A irresponsabilidade do Executivo, a coragem do Judiciário e a omissão do Legislativo. Por Kakay

Atualizado em 6 de agosto de 2021 às 7:50
Luiz Fux, Arthur Lira, Jair Bolsonaro e Rodrigo Pacheco. Foto: Marcelo Camargo/Agência Brasil

Por Kakay

Na minha terra há uma estrada tão larga que vai de uma berma a outra.

Feita tão de terra que parece que não foi construída. Simplesmente, descoberta.

Estrada tão comprida que um homem pode caminhar sozinho nela.

É uma estrada para onde não se vai e nem se volta.

Uma estrada feita apenas para desaparecermos.”

– Mia Couto no poema Estrada de terra, na minha terra

Chegamos a tal ponto de deterioração da política por parte do governo Bolsonaro que, muitas vezes, é difícil acreditar no que estamos vendo acontecer. Não é uma questão de disputa política e de ocupar espaços legítimos como sempre acontece nos regimes democráticos. O baixíssimo nível do presidente da República dita o tom das ações do seu governo. A sua fixação por mentiras, que foi a tônica de toda sua campanha, é reproduzida como método de governo. Mentira e intimidação.

A propagada balela de que o presidente poderia provar a fraude nas eleições e a pregação pelo voto impresso, sendo contrário às urnas eletrônicas, têm vários objetivos. Busca plantar uma dúvida nos seus seguidores, a absoluta maioria sem nenhuma capacidade de discernimento, para propiciar futura investida na anulação de uma eleição em que for derrotado. Também tem como meta colocar os tribunais em posição defensiva e, se possível, desacreditados.

Um presidente fraco, sem prestígio na cúpula das Forças Armadas e malvisto internacionalmente, mas que conta com o apoio de grupos fanáticos e de boa parte da escória política. Busca a desmoralização das instituições, até para tentar puxar para o chão o discurso político. E, ele sabe, com uma iminente derrota política sua e do seu grupo, a possibilidade de eles serem responsabilizados criminalmente, depois do mandato, é muito grande.

Daí, em parte, o desespero que o leva a agredir pessoalmente, abaixo do nível da cintura, os poderes constituídos e as autoridades. A provocação vulgar que o presidente da República fez ao ministro Barroso, presidente do Tribunal Superior Eleitoral (TSE), com xingamentos pessoais, é não somente uma evidente quebra de decoro, mas uma forte tentativa de acuar e intimidar o Judiciário.

O presidente tem a informação de que, com o Congresso semicontrolado –ele sabe que ainda tem a CPI (Comissão Parlamentar de Inquérito)–, é do Judiciário que podem vir as decisões que o levem às cordas.
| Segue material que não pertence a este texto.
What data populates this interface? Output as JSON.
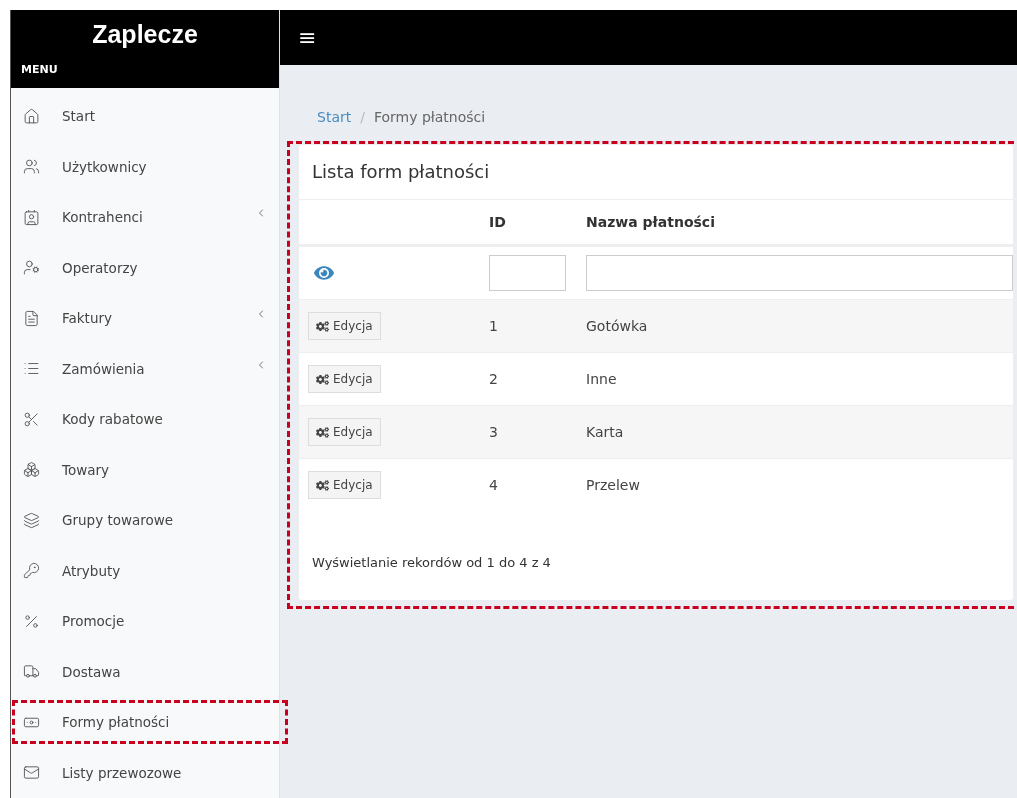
{
  "brand": "Zaplecze",
  "menu_label": "MENU",
  "menu_toggle": "≡",
  "sidebar": {
    "items": [
      {
        "label": "Start",
        "expandable": false,
        "highlighted": false
      },
      {
        "label": "Użytkownicy",
        "expandable": false,
        "highlighted": false
      },
      {
        "label": "Kontrahenci",
        "expandable": true,
        "highlighted": false
      },
      {
        "label": "Operatorzy",
        "expandable": false,
        "highlighted": false
      },
      {
        "label": "Faktury",
        "expandable": true,
        "highlighted": false
      },
      {
        "label": "Zamówienia",
        "expandable": true,
        "highlighted": false
      },
      {
        "label": "Kody rabatowe",
        "expandable": false,
        "highlighted": false
      },
      {
        "label": "Towary",
        "expandable": false,
        "highlighted": false
      },
      {
        "label": "Grupy towarowe",
        "expandable": false,
        "highlighted": false
      },
      {
        "label": "Atrybuty",
        "expandable": false,
        "highlighted": false
      },
      {
        "label": "Promocje",
        "expandable": false,
        "highlighted": false
      },
      {
        "label": "Dostawa",
        "expandable": false,
        "highlighted": false
      },
      {
        "label": "Formy płatności",
        "expandable": false,
        "highlighted": true
      },
      {
        "label": "Listy przewozowe",
        "expandable": false,
        "highlighted": false
      }
    ]
  },
  "breadcrumb_separator": "/",
  "breadcrumb": [
    {
      "label": "Start",
      "kind": "link"
    },
    {
      "label": "Formy płatności",
      "kind": "current"
    }
  ],
  "card": {
    "title": "Lista form płatności",
    "highlighted": true,
    "table": {
      "columns": [
        "ID",
        "Nazwa płatności"
      ],
      "rows": [
        {
          "action": "Edycja",
          "id": "1",
          "name": "Gotówka"
        },
        {
          "action": "Edycja",
          "id": "2",
          "name": "Inne"
        },
        {
          "action": "Edycja",
          "id": "3",
          "name": "Karta"
        },
        {
          "action": "Edycja",
          "id": "4",
          "name": "Przelew"
        }
      ]
    },
    "footer": "Wyświetlanie rekordów od 1 do 4 z 4"
  }
}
Um Congresso que não se situa à altura da grave crise pela qual passamos abre um espaço enorme para um Judiciário mais atuante.

Por isso as surpreendentes, corretas e corajosas medidas tomadas pelo Tribunal Superior Eleitoral. Numa demonstração de maturidade, responsabilidade institucional e compromisso com a democracia, reagindo às vis provocações, o corregedor-geral eleitoral, ministro Luís Felipe Salomão, determinou a instauração no TSE de um inquérito administrativo para apurar a responsabilidade dos relatos e declarações sem comprovação de fraude no sistema eletrônico de votação com ataques à democracia.
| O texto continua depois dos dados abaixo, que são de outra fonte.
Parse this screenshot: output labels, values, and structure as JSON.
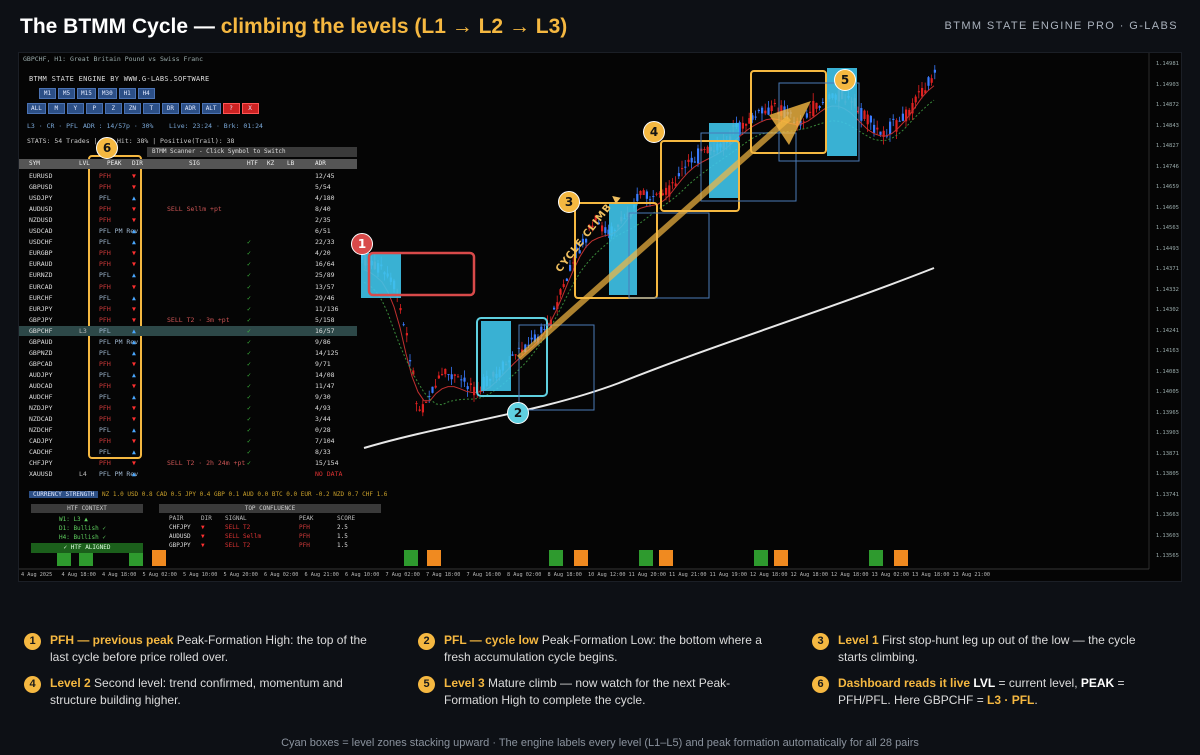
{
  "header": {
    "title_main": "The BTMM Cycle — ",
    "title_accent": "climbing the levels (L1 → L2 → L3)",
    "brand": "BTMM STATE ENGINE PRO · G-LABS"
  },
  "panel": {
    "window_title": "GBPCHF, H1: Great Britain Pound vs Swiss Franc",
    "engine_name": "BTMM STATE ENGINE BY WWW.G-LABS.SOFTWARE",
    "tf_row1": [
      "M1",
      "M5",
      "M15",
      "M30",
      "H1",
      "H4"
    ],
    "tf_row2": [
      "ALL",
      "M",
      "Y",
      "P",
      "Z",
      "ZN",
      "T",
      "DR",
      "ADR",
      "ALT",
      "?",
      "X"
    ],
    "info1": "L3 · CR · PFL",
    "info2": "ADR : 14/57p · 30%",
    "info3": "Live: 23:24 · Brk: 01:24",
    "stats": "STATS: 54 Trades | TP1 Hit: 38% | Positive(Trail): 38",
    "scanner_header": "BTMM Scanner - Click Symbol to Switch",
    "col_headers": [
      "SYM",
      "LVL",
      "PEAK",
      "DIR",
      "SIG",
      "HTF",
      "KZ",
      "LB",
      "ADR"
    ],
    "rows": [
      {
        "sym": "EURUSD",
        "lvl": "",
        "peak": "PFH",
        "dir": "▼",
        "sig": "",
        "htf": "",
        "adr": "12/45"
      },
      {
        "sym": "GBPUSD",
        "lvl": "",
        "peak": "PFH",
        "dir": "▼",
        "sig": "",
        "htf": "",
        "adr": "5/54"
      },
      {
        "sym": "USDJPY",
        "lvl": "",
        "peak": "PFL",
        "dir": "▲",
        "sig": "",
        "htf": "",
        "adr": "4/180"
      },
      {
        "sym": "AUDUSD",
        "lvl": "",
        "peak": "PFH",
        "dir": "▼",
        "sig": "SELL Sellm +pt",
        "htf": "",
        "adr": "8/40"
      },
      {
        "sym": "NZDUSD",
        "lvl": "",
        "peak": "PFH",
        "dir": "▼",
        "sig": "",
        "htf": "",
        "adr": "2/35"
      },
      {
        "sym": "USDCAD",
        "lvl": "",
        "peak": "PFL PM Rev",
        "dir": "▲",
        "sig": "",
        "htf": "",
        "adr": "6/51"
      },
      {
        "sym": "USDCHF",
        "lvl": "",
        "peak": "PFL",
        "dir": "▲",
        "sig": "",
        "htf": "✓",
        "adr": "22/33"
      },
      {
        "sym": "EURGBP",
        "lvl": "",
        "peak": "PFH",
        "dir": "▼",
        "sig": "",
        "htf": "✓",
        "adr": "4/20"
      },
      {
        "sym": "EURAUD",
        "lvl": "",
        "peak": "PFH",
        "dir": "▼",
        "sig": "",
        "htf": "✓",
        "adr": "16/64"
      },
      {
        "sym": "EURNZD",
        "lvl": "",
        "peak": "PFL",
        "dir": "▲",
        "sig": "",
        "htf": "✓",
        "adr": "25/89"
      },
      {
        "sym": "EURCAD",
        "lvl": "",
        "peak": "PFH",
        "dir": "▼",
        "sig": "",
        "htf": "✓",
        "adr": "13/57"
      },
      {
        "sym": "EURCHF",
        "lvl": "",
        "peak": "PFL",
        "dir": "▲",
        "sig": "",
        "htf": "✓",
        "adr": "29/46"
      },
      {
        "sym": "EURJPY",
        "lvl": "",
        "peak": "PFH",
        "dir": "▼",
        "sig": "",
        "htf": "✓",
        "adr": "11/136"
      },
      {
        "sym": "GBPJPY",
        "lvl": "",
        "peak": "PFH",
        "dir": "▼",
        "sig": "SELL T2 · 3m +pt",
        "htf": "✓",
        "adr": "5/158"
      },
      {
        "sym": "GBPCHF",
        "lvl": "L3",
        "peak": "PFL",
        "dir": "▲",
        "sig": "",
        "htf": "✓",
        "adr": "16/57",
        "hl": true
      },
      {
        "sym": "GBPAUD",
        "lvl": "",
        "peak": "PFL PM Rev",
        "dir": "▲",
        "sig": "",
        "htf": "✓",
        "adr": "9/86"
      },
      {
        "sym": "GBPNZD",
        "lvl": "",
        "peak": "PFL",
        "dir": "▲",
        "sig": "",
        "htf": "✓",
        "adr": "14/125"
      },
      {
        "sym": "GBPCAD",
        "lvl": "",
        "peak": "PFH",
        "dir": "▼",
        "sig": "",
        "htf": "✓",
        "adr": "9/71"
      },
      {
        "sym": "AUDJPY",
        "lvl": "",
        "peak": "PFL",
        "dir": "▲",
        "sig": "",
        "htf": "✓",
        "adr": "14/08"
      },
      {
        "sym": "AUDCAD",
        "lvl": "",
        "peak": "PFH",
        "dir": "▼",
        "sig": "",
        "htf": "✓",
        "adr": "11/47"
      },
      {
        "sym": "AUDCHF",
        "lvl": "",
        "peak": "PFL",
        "dir": "▲",
        "sig": "",
        "htf": "✓",
        "adr": "9/30"
      },
      {
        "sym": "NZDJPY",
        "lvl": "",
        "peak": "PFH",
        "dir": "▼",
        "sig": "",
        "htf": "✓",
        "adr": "4/93"
      },
      {
        "sym": "NZDCAD",
        "lvl": "",
        "peak": "PFH",
        "dir": "▼",
        "sig": "",
        "htf": "✓",
        "adr": "3/44"
      },
      {
        "sym": "NZDCHF",
        "lvl": "",
        "peak": "PFL",
        "dir": "▲",
        "sig": "",
        "htf": "✓",
        "adr": "0/28"
      },
      {
        "sym": "CADJPY",
        "lvl": "",
        "peak": "PFH",
        "dir": "▼",
        "sig": "",
        "htf": "✓",
        "adr": "7/104"
      },
      {
        "sym": "CADCHF",
        "lvl": "",
        "peak": "PFL",
        "dir": "▲",
        "sig": "",
        "htf": "✓",
        "adr": "8/33"
      },
      {
        "sym": "CHFJPY",
        "lvl": "",
        "peak": "PFH",
        "dir": "▼",
        "sig": "SELL T2 · 2h 24m +pt",
        "htf": "✓",
        "adr": "15/154"
      },
      {
        "sym": "XAUUSD",
        "lvl": "L4",
        "peak": "PFL PM Rev",
        "dir": "▲",
        "sig": "",
        "htf": "",
        "adr": "NO DATA"
      }
    ],
    "strength_label": "CURRENCY STRENGTH",
    "strength_values": "NZ 1.0 USD 0.8 CAD 0.5 JPY 0.4 GBP 0.1 AUD 0.0 BTC 0.0 EUR -0.2 NZD 0.7 CHF 1.6",
    "htf_header": "HTF CONTEXT",
    "htf_lines": [
      "W1: L3 ▲",
      "D1: Bullish ✓",
      "H4: Bullish ✓"
    ],
    "htf_aligned": "✓ HTF ALIGNED",
    "conf_header": "TOP CONFLUENCE",
    "conf_cols": [
      "PAIR",
      "DIR",
      "SIGNAL",
      "PEAK",
      "SCORE"
    ],
    "conf_rows": [
      {
        "pair": "CHFJPY",
        "dir": "▼",
        "signal": "SELL T2",
        "peak": "PFH",
        "score": "2.5"
      },
      {
        "pair": "AUDUSD",
        "dir": "▼",
        "signal": "SELL Sellm",
        "peak": "PFH",
        "score": "1.5"
      },
      {
        "pair": "GBPJPY",
        "dir": "▼",
        "signal": "SELL T2",
        "peak": "PFH",
        "score": "1.5"
      }
    ]
  },
  "chart": {
    "price_axis": [
      "1.14981",
      "1.14903",
      "1.14872",
      "1.14843",
      "1.14827",
      "1.14746",
      "1.14659",
      "1.14605",
      "1.14563",
      "1.14493",
      "1.14371",
      "1.14332",
      "1.14302",
      "1.14241",
      "1.14163",
      "1.14083",
      "1.14005",
      "1.13965",
      "1.13903",
      "1.13871",
      "1.13805",
      "1.13741",
      "1.13663",
      "1.13603",
      "1.13565"
    ],
    "time_axis": [
      "4 Aug 2025",
      "4 Aug 18:00",
      "4 Aug 18:00",
      "5 Aug 02:00",
      "5 Aug 10:00",
      "5 Aug 20:00",
      "6 Aug 02:00",
      "6 Aug 21:00",
      "6 Aug 10:00",
      "7 Aug 02:00",
      "7 Aug 18:00",
      "7 Aug 16:00",
      "8 Aug 02:00",
      "8 Aug 18:00",
      "10 Aug 12:00",
      "11 Aug 20:00",
      "11 Aug 21:00",
      "11 Aug 19:00",
      "12 Aug 18:00",
      "12 Aug 18:00",
      "12 Aug 18:00",
      "13 Aug 02:00",
      "13 Aug 18:00",
      "13 Aug 21:00"
    ],
    "climb_label": "CYCLE CLIMB ▲",
    "markers": [
      "1",
      "2",
      "3",
      "4",
      "5",
      "6"
    ],
    "accent_color": "#f5b841",
    "zone_color": "#3fc4ea"
  },
  "legend": {
    "items": [
      {
        "num": "1",
        "head": "PFH — previous peak",
        "body": " Peak-Formation High: the top of the last cycle before price rolled over."
      },
      {
        "num": "2",
        "head": "PFL — cycle low",
        "body": " Peak-Formation Low: the bottom where a fresh accumulation cycle begins."
      },
      {
        "num": "3",
        "head": "Level 1",
        "body": " First stop-hunt leg up out of the low — the cycle starts climbing."
      },
      {
        "num": "4",
        "head": "Level 2",
        "body": " Second level: trend confirmed, momentum and structure building higher."
      },
      {
        "num": "5",
        "head": "Level 3",
        "body": " Mature climb — now watch for the next Peak-Formation High to complete the cycle."
      },
      {
        "num": "6",
        "head": "Dashboard reads it live",
        "b1": " LVL",
        "t1": " = current level, ",
        "b2": "PEAK",
        "t2": " = PFH/PFL. Here GBPCHF = ",
        "b3": "L3 · PFL",
        "t3": "."
      }
    ],
    "caption": "Cyan boxes = level zones stacking upward · The engine labels every level (L1–L5) and peak formation automatically for all 28 pairs"
  }
}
A Corte eleitoral, em boa hora, já se posiciona em defesa da legitimidade das eleições de 2022. Medida necessária, pois o presidente da República descaradamente fala em não aceitar o resultado do pleito eleitoral. Como um siderado pode admitir que houve fraude até nas eleições nas quais ele saiu vitorioso. É um voo cego, uma grande quantidade de fake news e de acusações sem nenhuma credibilidade.

Em um movimento até ousado, mas com grande respaldo jurídico e com a consciência da responsabilidade de manter íntegra a democracia, as instituições e a paz social, o TSE, por unanimidade de votos e sob a liderança do seu presidente, o ministro Luís Roberto Barroso, apresentou inédita notícia-crime junto ao Supremo Tribunal Federal para apurar possível responsabilidade criminal do presidente da República em relação aos fatos investigados no Inquérito 4781-DF. Na linha do imortal Guimarães Rosa:

O correr da vida embrulha tudo.

A vida é assim: esquenta e esfria, aperta e afrouxa, sossega e depois desinquieta.
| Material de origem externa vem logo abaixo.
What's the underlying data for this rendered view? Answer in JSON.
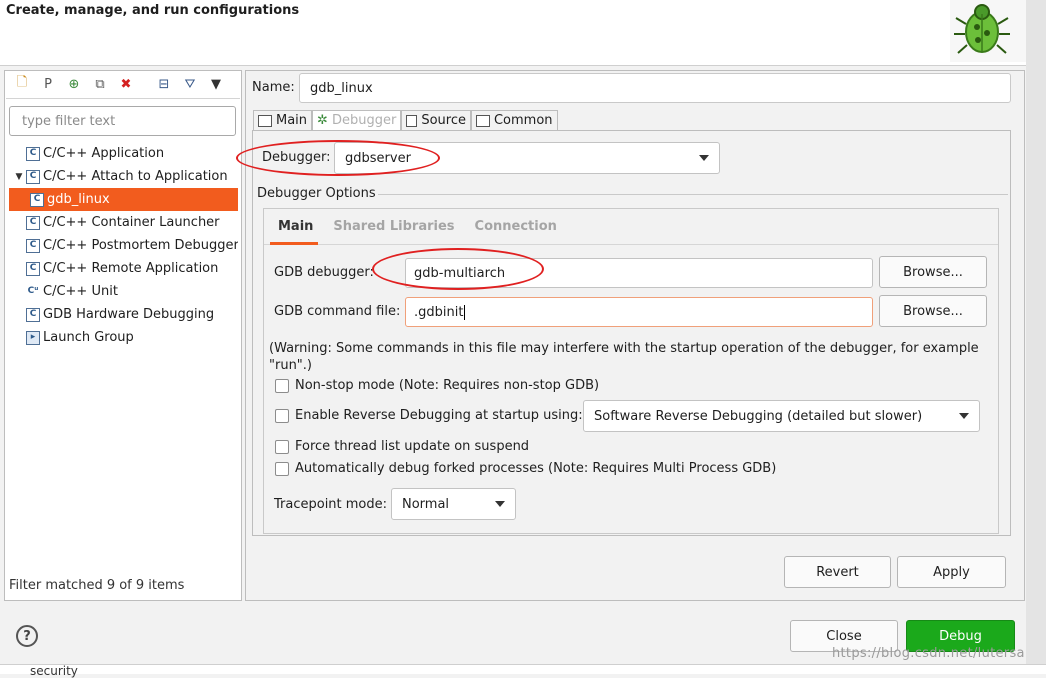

O que ela quer da gente é coragem.”

Esse é o famoso inquérito que apura as fake news que, em março de 2019, desestabilizavam a segurança dos poderes, especialmente do Poder Judiciário e do STF. A história vai fazer justiça ao então presidente Dias Toffoli, que teve a coragem de determinar a instauração e de designar o ministro Alexandre de Moraes para conduzi- lo. A competência técnica e o destemor do relator foram fundamentais para o enfrentamento daquele momento delicado. E que continua perigoso.

O ministro Alexandre de Moraes, no uso das suas atribuições e com a responsabilidade do seu cargo, determinou a imediata abertura do inquérito ressaltando que era imperioso apurar as condutas do presidente da República. É importante ressaltar que o relator, expressamente, apontava que deveria ser investigado o “modus operandi de esquemas de divulgação em massa nas redes sociais, com o intuito de lesar ou expor a perigo de lesão a independência do Poder Judiciário, o Estado Democrático de Direito e a Democracia.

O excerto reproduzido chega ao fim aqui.